De Jager suggested retailers plan to temporarily dismantle the automated function of ordering and open-to-buy systems in the new millennium.

"For the first month in the year 2000, shut off the automatic ordering and price markdowns, because your inventory trend analysis and your open-to-buy systems are going to be so vulnerable to date miscalculations that nothing should be going on automatically," he said. "It should be verified by someone."

The year-2000 problem is like none other facing IT executives, if only for the fact that the deadline for completion cannot be postponed. And IT, de Jager said, has a "lousy" reputation for delivering projects on time.

De Jager said the response is not atypical, but that companies must realize the deadline is not movable and there are no easy fixes. "Your vendors are going to leave you in a lurch for the same reason you are going to have to perform triage."

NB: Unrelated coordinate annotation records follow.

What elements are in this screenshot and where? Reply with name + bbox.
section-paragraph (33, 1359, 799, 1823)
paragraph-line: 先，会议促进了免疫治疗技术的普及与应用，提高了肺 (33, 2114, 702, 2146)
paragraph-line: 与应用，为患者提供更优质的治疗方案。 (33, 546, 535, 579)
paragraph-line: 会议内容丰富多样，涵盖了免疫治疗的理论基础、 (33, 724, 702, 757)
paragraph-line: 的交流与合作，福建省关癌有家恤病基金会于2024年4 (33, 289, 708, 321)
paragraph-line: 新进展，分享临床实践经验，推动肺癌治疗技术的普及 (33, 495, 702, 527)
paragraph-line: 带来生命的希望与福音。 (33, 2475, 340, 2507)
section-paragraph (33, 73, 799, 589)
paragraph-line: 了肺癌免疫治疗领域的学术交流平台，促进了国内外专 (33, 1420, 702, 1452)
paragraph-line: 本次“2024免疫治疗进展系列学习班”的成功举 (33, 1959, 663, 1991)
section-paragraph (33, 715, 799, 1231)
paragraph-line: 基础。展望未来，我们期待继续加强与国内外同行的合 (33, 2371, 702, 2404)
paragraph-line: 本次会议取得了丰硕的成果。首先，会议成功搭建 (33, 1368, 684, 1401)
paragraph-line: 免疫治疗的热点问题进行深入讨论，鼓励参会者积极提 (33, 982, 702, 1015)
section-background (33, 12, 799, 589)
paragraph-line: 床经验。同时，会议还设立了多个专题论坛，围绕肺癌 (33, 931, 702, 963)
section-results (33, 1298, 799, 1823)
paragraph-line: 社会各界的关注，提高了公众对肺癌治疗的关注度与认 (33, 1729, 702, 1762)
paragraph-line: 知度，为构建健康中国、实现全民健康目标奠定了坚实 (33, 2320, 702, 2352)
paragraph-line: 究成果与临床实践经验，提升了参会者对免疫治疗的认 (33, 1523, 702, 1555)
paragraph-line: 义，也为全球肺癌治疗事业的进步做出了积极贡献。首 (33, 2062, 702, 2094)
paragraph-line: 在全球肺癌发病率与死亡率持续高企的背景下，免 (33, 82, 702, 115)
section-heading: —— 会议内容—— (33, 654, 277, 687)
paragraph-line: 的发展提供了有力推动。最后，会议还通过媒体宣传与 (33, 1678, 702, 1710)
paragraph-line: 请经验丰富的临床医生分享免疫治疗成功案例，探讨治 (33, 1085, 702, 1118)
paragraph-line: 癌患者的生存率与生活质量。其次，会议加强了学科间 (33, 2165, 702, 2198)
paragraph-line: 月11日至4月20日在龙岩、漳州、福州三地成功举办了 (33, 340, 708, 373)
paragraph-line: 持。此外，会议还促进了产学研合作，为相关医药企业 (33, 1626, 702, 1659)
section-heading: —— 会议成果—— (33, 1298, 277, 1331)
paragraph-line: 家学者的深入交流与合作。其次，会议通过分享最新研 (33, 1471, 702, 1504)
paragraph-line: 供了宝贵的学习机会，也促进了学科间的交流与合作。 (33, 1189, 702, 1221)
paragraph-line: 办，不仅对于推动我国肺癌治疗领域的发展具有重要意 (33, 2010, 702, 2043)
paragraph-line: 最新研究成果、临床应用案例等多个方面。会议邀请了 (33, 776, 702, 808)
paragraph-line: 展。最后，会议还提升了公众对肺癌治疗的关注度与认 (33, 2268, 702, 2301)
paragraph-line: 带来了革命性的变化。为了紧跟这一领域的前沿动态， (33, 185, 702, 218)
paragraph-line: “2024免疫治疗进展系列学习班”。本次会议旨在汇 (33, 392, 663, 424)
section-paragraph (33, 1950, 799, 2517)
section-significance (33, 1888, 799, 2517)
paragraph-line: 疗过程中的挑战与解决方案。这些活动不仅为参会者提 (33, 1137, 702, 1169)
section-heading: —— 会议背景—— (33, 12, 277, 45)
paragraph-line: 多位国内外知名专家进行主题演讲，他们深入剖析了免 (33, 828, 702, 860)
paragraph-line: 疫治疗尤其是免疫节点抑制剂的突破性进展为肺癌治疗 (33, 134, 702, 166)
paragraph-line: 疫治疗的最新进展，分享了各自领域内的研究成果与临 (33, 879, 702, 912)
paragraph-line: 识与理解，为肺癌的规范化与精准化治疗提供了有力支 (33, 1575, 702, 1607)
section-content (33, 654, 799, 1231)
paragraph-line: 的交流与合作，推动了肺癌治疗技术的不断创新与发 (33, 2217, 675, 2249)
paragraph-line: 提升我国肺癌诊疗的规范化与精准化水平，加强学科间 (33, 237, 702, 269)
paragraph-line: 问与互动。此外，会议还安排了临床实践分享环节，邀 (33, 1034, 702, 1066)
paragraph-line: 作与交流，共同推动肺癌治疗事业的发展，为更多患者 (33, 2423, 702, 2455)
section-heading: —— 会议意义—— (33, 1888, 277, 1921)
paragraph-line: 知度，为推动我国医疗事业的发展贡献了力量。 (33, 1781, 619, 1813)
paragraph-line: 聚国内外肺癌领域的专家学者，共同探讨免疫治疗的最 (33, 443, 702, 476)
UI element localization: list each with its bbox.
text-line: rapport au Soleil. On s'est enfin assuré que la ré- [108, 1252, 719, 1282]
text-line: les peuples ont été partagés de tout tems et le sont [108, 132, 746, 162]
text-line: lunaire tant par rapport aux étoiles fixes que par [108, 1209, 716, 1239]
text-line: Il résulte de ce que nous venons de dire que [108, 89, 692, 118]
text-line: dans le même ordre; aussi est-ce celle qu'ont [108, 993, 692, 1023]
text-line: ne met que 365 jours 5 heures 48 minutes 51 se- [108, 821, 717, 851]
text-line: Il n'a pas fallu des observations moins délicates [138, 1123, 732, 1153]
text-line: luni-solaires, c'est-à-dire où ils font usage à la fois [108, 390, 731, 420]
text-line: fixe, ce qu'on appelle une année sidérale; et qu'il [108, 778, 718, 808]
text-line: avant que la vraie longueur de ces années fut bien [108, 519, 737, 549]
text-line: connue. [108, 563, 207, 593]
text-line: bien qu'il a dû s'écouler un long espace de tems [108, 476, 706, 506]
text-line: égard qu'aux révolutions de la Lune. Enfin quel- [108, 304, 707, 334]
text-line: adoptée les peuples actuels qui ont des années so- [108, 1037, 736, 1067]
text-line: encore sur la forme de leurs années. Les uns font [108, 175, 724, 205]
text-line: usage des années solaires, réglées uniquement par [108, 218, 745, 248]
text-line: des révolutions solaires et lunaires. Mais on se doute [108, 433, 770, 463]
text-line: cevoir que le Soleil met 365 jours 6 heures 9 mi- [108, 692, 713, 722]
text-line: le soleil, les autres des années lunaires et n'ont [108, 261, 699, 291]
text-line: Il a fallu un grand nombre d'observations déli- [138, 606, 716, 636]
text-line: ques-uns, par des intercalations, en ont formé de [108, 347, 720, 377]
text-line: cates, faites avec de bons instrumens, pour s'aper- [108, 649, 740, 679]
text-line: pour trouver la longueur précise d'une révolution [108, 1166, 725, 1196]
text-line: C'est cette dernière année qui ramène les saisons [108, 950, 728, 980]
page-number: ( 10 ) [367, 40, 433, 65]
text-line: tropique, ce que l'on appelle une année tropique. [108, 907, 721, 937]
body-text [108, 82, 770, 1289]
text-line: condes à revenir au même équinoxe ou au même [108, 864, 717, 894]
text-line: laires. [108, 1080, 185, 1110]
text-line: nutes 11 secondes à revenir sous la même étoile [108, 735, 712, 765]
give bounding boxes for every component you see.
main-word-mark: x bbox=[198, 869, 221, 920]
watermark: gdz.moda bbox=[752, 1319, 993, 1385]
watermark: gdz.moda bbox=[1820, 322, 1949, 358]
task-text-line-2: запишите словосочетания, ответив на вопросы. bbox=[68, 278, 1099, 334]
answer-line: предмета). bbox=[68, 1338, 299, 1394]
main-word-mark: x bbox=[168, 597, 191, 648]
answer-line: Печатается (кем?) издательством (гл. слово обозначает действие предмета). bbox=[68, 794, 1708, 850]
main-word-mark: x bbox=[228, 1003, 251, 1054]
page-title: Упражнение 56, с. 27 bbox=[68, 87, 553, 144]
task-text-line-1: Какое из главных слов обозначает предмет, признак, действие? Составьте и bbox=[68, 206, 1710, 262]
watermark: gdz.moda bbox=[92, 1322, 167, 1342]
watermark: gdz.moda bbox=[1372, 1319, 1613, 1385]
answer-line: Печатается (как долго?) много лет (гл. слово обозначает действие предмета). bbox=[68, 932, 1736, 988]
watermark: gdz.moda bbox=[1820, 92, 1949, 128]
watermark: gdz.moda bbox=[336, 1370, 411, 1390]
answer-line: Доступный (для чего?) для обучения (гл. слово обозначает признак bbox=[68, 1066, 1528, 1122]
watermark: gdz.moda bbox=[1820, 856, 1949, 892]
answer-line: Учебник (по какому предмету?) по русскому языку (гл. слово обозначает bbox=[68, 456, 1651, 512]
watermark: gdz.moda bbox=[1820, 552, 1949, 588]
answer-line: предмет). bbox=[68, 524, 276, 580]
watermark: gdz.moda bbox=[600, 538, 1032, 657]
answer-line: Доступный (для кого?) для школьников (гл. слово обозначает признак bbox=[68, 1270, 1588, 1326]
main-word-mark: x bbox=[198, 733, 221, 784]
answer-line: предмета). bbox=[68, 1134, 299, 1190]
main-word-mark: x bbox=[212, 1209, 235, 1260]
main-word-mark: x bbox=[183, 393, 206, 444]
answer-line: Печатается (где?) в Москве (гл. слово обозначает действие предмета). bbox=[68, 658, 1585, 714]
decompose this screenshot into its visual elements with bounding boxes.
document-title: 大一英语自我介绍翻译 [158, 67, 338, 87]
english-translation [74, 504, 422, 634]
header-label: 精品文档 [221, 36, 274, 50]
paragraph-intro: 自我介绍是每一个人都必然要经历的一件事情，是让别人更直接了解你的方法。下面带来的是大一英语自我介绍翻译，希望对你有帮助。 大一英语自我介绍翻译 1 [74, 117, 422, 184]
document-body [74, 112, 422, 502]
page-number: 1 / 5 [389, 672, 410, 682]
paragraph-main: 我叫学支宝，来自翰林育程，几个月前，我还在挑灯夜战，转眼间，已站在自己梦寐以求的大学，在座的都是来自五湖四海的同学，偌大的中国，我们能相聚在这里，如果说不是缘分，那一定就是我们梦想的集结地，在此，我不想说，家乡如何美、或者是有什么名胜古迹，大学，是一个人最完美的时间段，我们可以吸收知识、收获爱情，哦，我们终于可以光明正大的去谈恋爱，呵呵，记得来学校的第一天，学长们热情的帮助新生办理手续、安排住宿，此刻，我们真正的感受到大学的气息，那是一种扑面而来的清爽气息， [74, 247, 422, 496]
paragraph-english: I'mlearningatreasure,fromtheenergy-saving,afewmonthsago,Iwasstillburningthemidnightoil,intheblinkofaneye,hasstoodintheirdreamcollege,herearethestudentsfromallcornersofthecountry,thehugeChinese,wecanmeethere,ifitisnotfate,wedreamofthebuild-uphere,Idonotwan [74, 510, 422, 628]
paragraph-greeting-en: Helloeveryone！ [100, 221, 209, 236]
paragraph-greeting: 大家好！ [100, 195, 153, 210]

One bright light of hope, he noted, is that retailers do have a place to turn to find staff to work on the problem. Despite the massive shortage of programming talent -- an estimated 240,000 IT positions remain open in this country -- he said all companies have "power users" in clerical divisions, for example, who can be recruited to pitch in to fix code.

Those employees who have demonstrated an affinity for computers can be trained quickly and offered opportunities for advancement after the project is completed.

"This year-2000 problem is no longer an IT challenge," he said. "It is a big management problem."